Anlamaz kimse dediklerimi
Yeter bana kendi derdim
Ecelim geldiği zaman
Ölecek olan da benim
Bırakın da hayatımı istediğim gibi süreyim.
Evet…
Sen söyle kardeşim,
Sen çal kardeşim…
Çeviri: Melih Tu-men
Mehmet Eroğlu – Kusma Kulübü
Agora Kitaplığı, 2004
“Hayat mutlu olmak içinmiş! Benimki mutsuzluğuma alışmaktan ibaret. Eğer hayat ölümümüze doğru akan, uzunluğu belirsiz bir ırmaksa, bana ait olana hiçbir kolun bağlanmadığını da söylemeliyim: Dar kanyonların arasına sıkışmış, coşkusuz ve yatağını derinleştiremeyen cılız bir akıntı benimki…
Dışarıda nakarat gibi bir yağmur, penceredeyse insanı itirafa zorlayan, buyurgan bir loşluk var. Cama gecenin kumaşından dokunmuş bir perde gibi asılmış bu belirsizliğin gerisinde, geçmişini yitirenlere özgü bir yalnızlığın koynunda ürperiyor ve telefona kurtuluşa uzanan, ırmağın üzerindeki yıkılmamış son köprüymüş gibi bakıyorum. (…)
Ölmüyorum, çünkü tembelim… Ölmek bile çaba gerektirmez mi? Belki de isteyip istemediğimi pek düşünmeden, yaşamak dediğimiz o anlamsız düşüşe alıştım ve edindiğim bu alışkanlıktan vazgeçemiyorum. Aslında komik! Çabucak tiryakisi olduğumuz Sisyphos gibi ite kaka bir tepeye çıkarmaya çalıştığımız ‘hayat’, benim için art arda sıralanan reddedilişlerden ibaret oysa… Sisyphos ve ben! İtiraf etmeliyim: Ortak paydamız yazgımız değil, budalalığımız.” S.1-4
Hakan Günday – Piç
Doğan Kitap, 2009
“Piçlerin hayat tarafından ezilip çamur haline getirilmesi, sıradan insanların püreleşmesiyle karşılaştırıldığında, daha uzun sürer. Ancak sonuç değişmez. Yaşamayı bırakmış her insan gibi piçler de diğer insanların ayakları altında er ya da geç çiğnenirler. Çünkü hayat tek taraflı sözleşme iptallerinin cezasını tereddütsüz verir. Ceza, yaşıyormuş taklidi yapmaya mahkum olmaktır. Bir insanın tanıyabileceği en şiddetli acının kaynağıdır. Müebbet hayat mahkumiyeti. Tek kaçışı ölüm olan bir hapishane.
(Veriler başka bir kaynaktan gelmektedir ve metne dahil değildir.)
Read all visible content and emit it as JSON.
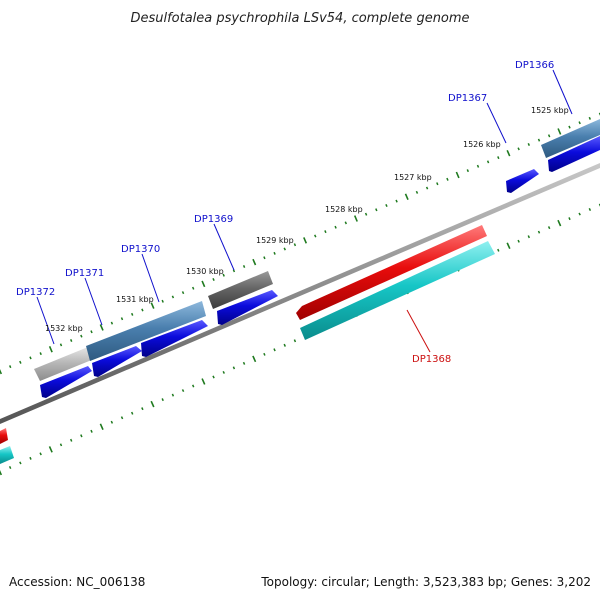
{
  "header": {
    "title": "Desulfotalea psychrophila LSv54, complete genome"
  },
  "footer": {
    "accession": "Accession: NC_006138",
    "topology": "Topology: circular; Length: 3,523,383 bp; Genes: 3,202"
  },
  "colors": {
    "backbone": "#8a8a8a",
    "tick": "#1f7a1f",
    "label_blue": "#1010cc",
    "label_red": "#cc1010",
    "cds_blue": "#0b0bdc",
    "red": "#e80c0c",
    "cyan": "#16c6c6",
    "steelblue": "#4a7fae",
    "gray": "#666666",
    "lightgray": "#b8b8b8"
  },
  "kbp_labels": [
    "1525 kbp",
    "1526 kbp",
    "1527 kbp",
    "1528 kbp",
    "1529 kbp",
    "1530 kbp",
    "1531 kbp",
    "1532 kbp"
  ],
  "gene_labels": [
    "DP1366",
    "DP1367",
    "DP1368",
    "DP1369",
    "DP1370",
    "DP1371",
    "DP1372"
  ]
}
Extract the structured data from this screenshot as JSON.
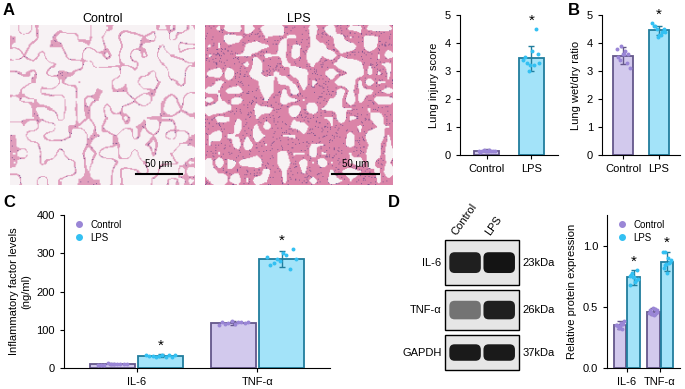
{
  "panel_labels": [
    "A",
    "B",
    "C",
    "D"
  ],
  "images": [
    {
      "title": "Control",
      "scale_bar": "50 μm"
    },
    {
      "title": "LPS",
      "scale_bar": "50 μm"
    }
  ],
  "blot": {
    "lanes": [
      "Control",
      "LPS"
    ],
    "rows": [
      {
        "protein": "IL-6",
        "size": "23kDa"
      },
      {
        "protein": "TNF-α",
        "size": "26kDa"
      },
      {
        "protein": "GAPDH",
        "size": "37kDa"
      }
    ]
  },
  "chart_data": [
    {
      "type": "bar",
      "y_label": "Lung injury score",
      "categories": [
        "Control",
        "LPS"
      ],
      "values": [
        0.15,
        3.45
      ],
      "errors": [
        0.05,
        0.45
      ],
      "points": [
        [
          0.12,
          0.15,
          0.18,
          0.14,
          0.16,
          0.13,
          0.17,
          0.15,
          0.14,
          0.16
        ],
        [
          3.0,
          3.2,
          3.3,
          3.4,
          3.5,
          3.6,
          3.3,
          3.7,
          4.5,
          3.2
        ]
      ],
      "colors": [
        "#9a86d6",
        "#33c0f2"
      ],
      "ylim": [
        0,
        5
      ],
      "yticks": [
        0,
        1,
        2,
        3,
        4,
        5
      ],
      "annotations": [
        {
          "text": "*",
          "category": "LPS"
        }
      ]
    },
    {
      "type": "bar",
      "y_label": "Lung wet/dry ratio",
      "categories": [
        "Control",
        "LPS"
      ],
      "values": [
        3.55,
        4.45
      ],
      "errors": [
        0.3,
        0.15
      ],
      "points": [
        [
          3.1,
          3.3,
          3.5,
          3.6,
          3.7,
          3.8,
          3.9,
          3.4,
          3.6,
          3.6
        ],
        [
          4.2,
          4.3,
          4.4,
          4.5,
          4.6,
          4.7,
          4.4,
          4.5,
          4.3,
          4.6
        ]
      ],
      "colors": [
        "#9a86d6",
        "#33c0f2"
      ],
      "ylim": [
        0,
        5
      ],
      "yticks": [
        0,
        1,
        2,
        3,
        4,
        5
      ],
      "annotations": [
        {
          "text": "*",
          "category": "LPS"
        }
      ]
    },
    {
      "type": "bar",
      "y_label": "Inflammatory factor levels\n(ng/ml)",
      "categories": [
        "IL-6",
        "TNF-α"
      ],
      "series": [
        {
          "name": "Control",
          "color": "#9a86d6",
          "values": [
            10,
            118
          ],
          "errors": [
            2,
            5
          ],
          "points": [
            [
              8,
              9,
              10,
              11,
              12,
              10,
              9,
              11,
              10,
              10
            ],
            [
              112,
              115,
              118,
              120,
              122,
              116,
              119,
              121,
              117,
              120
            ]
          ]
        },
        {
          "name": "LPS",
          "color": "#33c0f2",
          "values": [
            32,
            285
          ],
          "errors": [
            4,
            22
          ],
          "points": [
            [
              28,
              30,
              31,
              32,
              33,
              34,
              35,
              30,
              32,
              35
            ],
            [
              260,
              270,
              280,
              290,
              300,
              310,
              275,
              285,
              295,
              285
            ]
          ]
        }
      ],
      "ylim": [
        0,
        400
      ],
      "yticks": [
        0,
        100,
        200,
        300,
        400
      ],
      "legend": "upper left",
      "annotations": [
        {
          "text": "*",
          "category": "IL-6",
          "series": "LPS"
        },
        {
          "text": "*",
          "category": "TNF-α",
          "series": "LPS"
        }
      ]
    },
    {
      "type": "bar",
      "y_label": "Relative protein expression",
      "categories": [
        "IL-6",
        "TNF-α"
      ],
      "series": [
        {
          "name": "Control",
          "color": "#9a86d6",
          "values": [
            0.35,
            0.46
          ],
          "errors": [
            0.03,
            0.03
          ],
          "points": [
            [
              0.32,
              0.34,
              0.35,
              0.36,
              0.38,
              0.33,
              0.35,
              0.37,
              0.34,
              0.36
            ],
            [
              0.43,
              0.45,
              0.46,
              0.47,
              0.49,
              0.44,
              0.46,
              0.48,
              0.45,
              0.47
            ]
          ]
        },
        {
          "name": "LPS",
          "color": "#33c0f2",
          "values": [
            0.74,
            0.87
          ],
          "errors": [
            0.06,
            0.08
          ],
          "points": [
            [
              0.68,
              0.7,
              0.72,
              0.74,
              0.76,
              0.78,
              0.8,
              0.73,
              0.75,
              0.74
            ],
            [
              0.78,
              0.82,
              0.85,
              0.87,
              0.9,
              0.95,
              0.88,
              0.86,
              0.84,
              0.95
            ]
          ]
        }
      ],
      "ylim": [
        0,
        1.25
      ],
      "yticks": [
        {
          "value": 0,
          "label": "0.0"
        },
        0.5,
        {
          "value": 1,
          "label": "1.0"
        }
      ],
      "legend": "upper left",
      "annotations": [
        {
          "text": "*",
          "category": "IL-6",
          "series": "LPS"
        },
        {
          "text": "*",
          "category": "TNF-α",
          "series": "LPS"
        }
      ]
    }
  ]
}
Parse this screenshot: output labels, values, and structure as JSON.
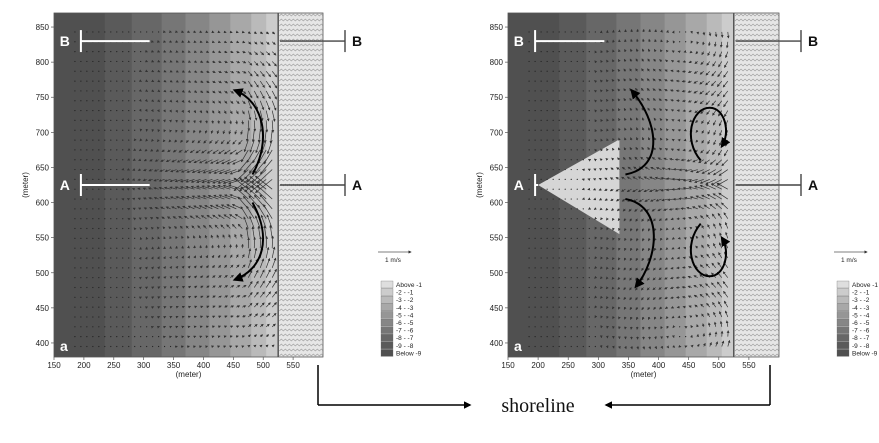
{
  "chart_data": [
    {
      "type": "heatmap",
      "panel_label": "a",
      "xlabel": "(meter)",
      "ylabel": "(meter)",
      "xlim": [
        150,
        600
      ],
      "ylim": [
        380,
        870
      ],
      "x_ticks": [
        "150",
        "200",
        "250",
        "300",
        "350",
        "400",
        "450",
        "500",
        "550"
      ],
      "y_ticks": [
        "400",
        "450",
        "500",
        "550",
        "600",
        "650",
        "700",
        "750",
        "800",
        "850"
      ],
      "grid": false,
      "section_lines": [
        {
          "label": "B",
          "y": 830
        },
        {
          "label": "A",
          "y": 625
        }
      ],
      "rip_channel": false,
      "circulation": "two counter-rotating cells diverging from rip current at shoreline",
      "scale_vector": "1 m/s",
      "legend_title": "",
      "legend": [
        "Above -1",
        "-2 - -1",
        "-3 - -2",
        "-4 - -3",
        "-5 - -4",
        "-6 - -5",
        "-7 - -6",
        "-8 - -7",
        "-9 - -8",
        "Below -9"
      ],
      "legend_position": "bottom-right",
      "shoreline_x": 525
    },
    {
      "type": "heatmap",
      "panel_label": "a",
      "xlabel": "(meter)",
      "ylabel": "(meter)",
      "xlim": [
        150,
        600
      ],
      "ylim": [
        380,
        870
      ],
      "x_ticks": [
        "150",
        "200",
        "250",
        "300",
        "350",
        "400",
        "450",
        "500",
        "550"
      ],
      "y_ticks": [
        "400",
        "450",
        "500",
        "550",
        "600",
        "650",
        "700",
        "750",
        "800",
        "850"
      ],
      "grid": false,
      "section_lines": [
        {
          "label": "B",
          "y": 830
        },
        {
          "label": "A",
          "y": 625
        }
      ],
      "rip_channel": true,
      "circulation": "rip current with two pairs of counter-rotating eddies",
      "scale_vector": "1 m/s",
      "legend_title": "",
      "legend": [
        "Above -1",
        "-2 - -1",
        "-3 - -2",
        "-4 - -3",
        "-5 - -4",
        "-6 - -5",
        "-7 - -6",
        "-8 - -7",
        "-9 - -8",
        "Below -9"
      ],
      "legend_position": "bottom-right",
      "shoreline_x": 525
    }
  ],
  "annotation": {
    "shoreline_label": "shoreline"
  },
  "colors": {
    "depth_bands": [
      "#505050",
      "#5a5a5a",
      "#676767",
      "#767676",
      "#868686",
      "#969696",
      "#a8a8a8",
      "#bababa",
      "#cccccc",
      "#dedede"
    ],
    "surf": "#e6e6e6",
    "arrow": "#333333",
    "curve": "#000000"
  }
}
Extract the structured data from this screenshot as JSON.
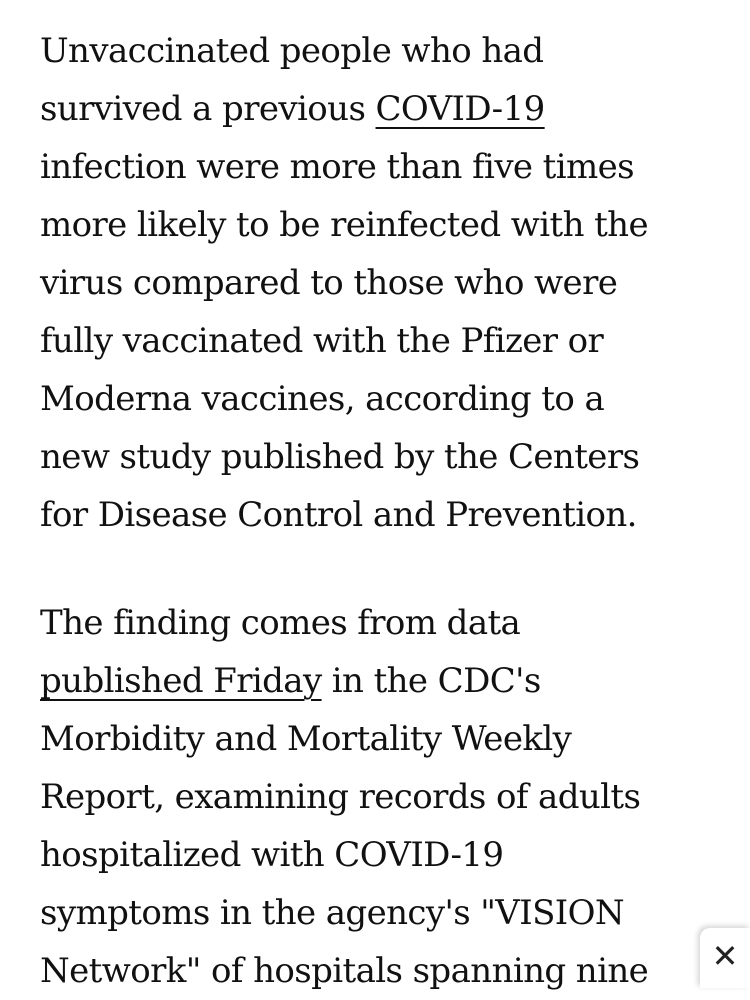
{
  "article": {
    "paragraph1": {
      "line1": "Unvaccinated people who had",
      "line2_pre": "survived a previous ",
      "line2_link": "COVID-19",
      "line3": "infection were more than five times",
      "line4": "more likely to be reinfected with the",
      "line5": "virus compared to those who were",
      "line6": "fully vaccinated with the Pfizer or",
      "line7": "Moderna vaccines, according to a",
      "line8": "new study published by the Centers",
      "line9": "for Disease Control and Prevention."
    },
    "paragraph2": {
      "line1": "The finding comes from data",
      "line2_link": "published Friday",
      "line2_post": " in the CDC's",
      "line3": "Morbidity and Mortality Weekly",
      "line4": "Report, examining records of adults",
      "line5": "hospitalized with COVID-19",
      "line6": "symptoms in the agency's \"VISION",
      "line7": "Network\" of hospitals spanning nine"
    }
  },
  "close_button": {
    "icon": "close-icon",
    "glyph": "✕"
  }
}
Piçler kaçmaktan korkanlardır. Ne evlerinden, ne de mahkum edildikleri hayatlardan kaçabilirler. Zamanın gardiyan olduğu hapishanede diğerlerinden hızlı davranıp kendilerine tecavüz eder ve çürürler. Çürüğe çıkmış insanlar olarak, piçler sadece korkar ve konuşurlar. Dünya üzerinde sağır, dilsiz, kör, sakat piç yoktur. Çünkü piç olmak için sağlıklı gözlere sahip olup görmemek, sağlıklı kulaklara sahip olup duymamak, sağlıklı bir bedene sahip olup yaşamamak gerekir. Sadece mükemmel insan adayları piçe dönüşebilir. Çünkü çok mutsuz sonların birinci şartı çok mutlu başlangıçlardır.” S.175-176
Tezer Özlü – Yaşamın Ucuna Yolculuk
YKY, 2010
“Sizin düzeninizle, akıl anlayışınızla, namus anlayışınızla, başarı anlayışınızla hiç bağdaşan yönüm yok. Aranızda dolaşmak için giyiniyorum. Hem de iyi giyiniyorum. İyi giyinene iyi yer verdiğiniz için. Aranızda dolaşmak için çalışıyorum. İstediğimi çalışmama izin vermediğiniz için. İçgüdülerimi hiçbir işte uygulamama izin vermediğiniz için. Hiçbir çaba harcamadan bunları yapabiliyorum, bir şey yapıldı sanıyorsunuz. Yaşamım boyunca içimi kemirttiniz. Evlerinizle. Okullarınızla. iş yerlerinizle. Özel ya da resmi kurumlarınızla içimi kemirttiniz. Ölmek istedim, diriltiniz. Yazı yazmak istedim, aç kalırsın, dediniz. Aç kalmayı denedim, serum verdiniz. Delirdim, kafama elektrik verdiniz. Hiç aile olmayacak insanla bir araya geldim, gene aile olduk. Ben bütün bunların dışındayım. Şimdi tek konuğu olduğum bu otelden ayrılırken, hangi otobüs ya da tren istasyonuna, hangi havaalanına ya da hangi limana doğru gideceğimi bilmediğim bu sabahta, iyi, başarılı, düzenli bir insandan başka her şey olduğumu duyuyorum.” S.57-58
Ece Temelkuran – Yalnızlık Mavisi
“Bazen evde olur bu mavi. Sabaha kadar oturursun. Saat sana aittir nasılsa, kimse yoktur. Niyeyse oturmuşsundur sabaha karşı, evin ışıkları açıktır. “Artık yatsam mı?” dersin, sıkıla sıkıla. Kalkarsın, evin ışıklarını söndürürsün ve… Evin içi kararınca, işte o anda camların dışı aydınlanır. Ne sabahtır o an ne de artık gece seni saklamaktadır. Camı açarsın, bir yalnızlık fotoğrafı olursun. Kederli gibi olursun, neşeli gibi ve sanki her şeyi anlar ve her şeyi içine sindirirsin. Sokağa bakarsın, tepende uçan sabah kuşlarına. Hayret edersin. Bu maviyi ne zaman görsen sanki ilk kez görüyor gibi hayret edersin… Sabah bu kadar mı güzel olur, her seferinde kendine bunu dersin. Biri varsa hayatında işte o maviyi niyeyse pek görmezsin. Yalnız insanlarındır o mavi, rahat bırak! Sen git yat ısıtılmış yatağa, sevdiğin ayaklarını ısıtsın. Bırak bari bu sabah mavisi yalnızlara kalsın.”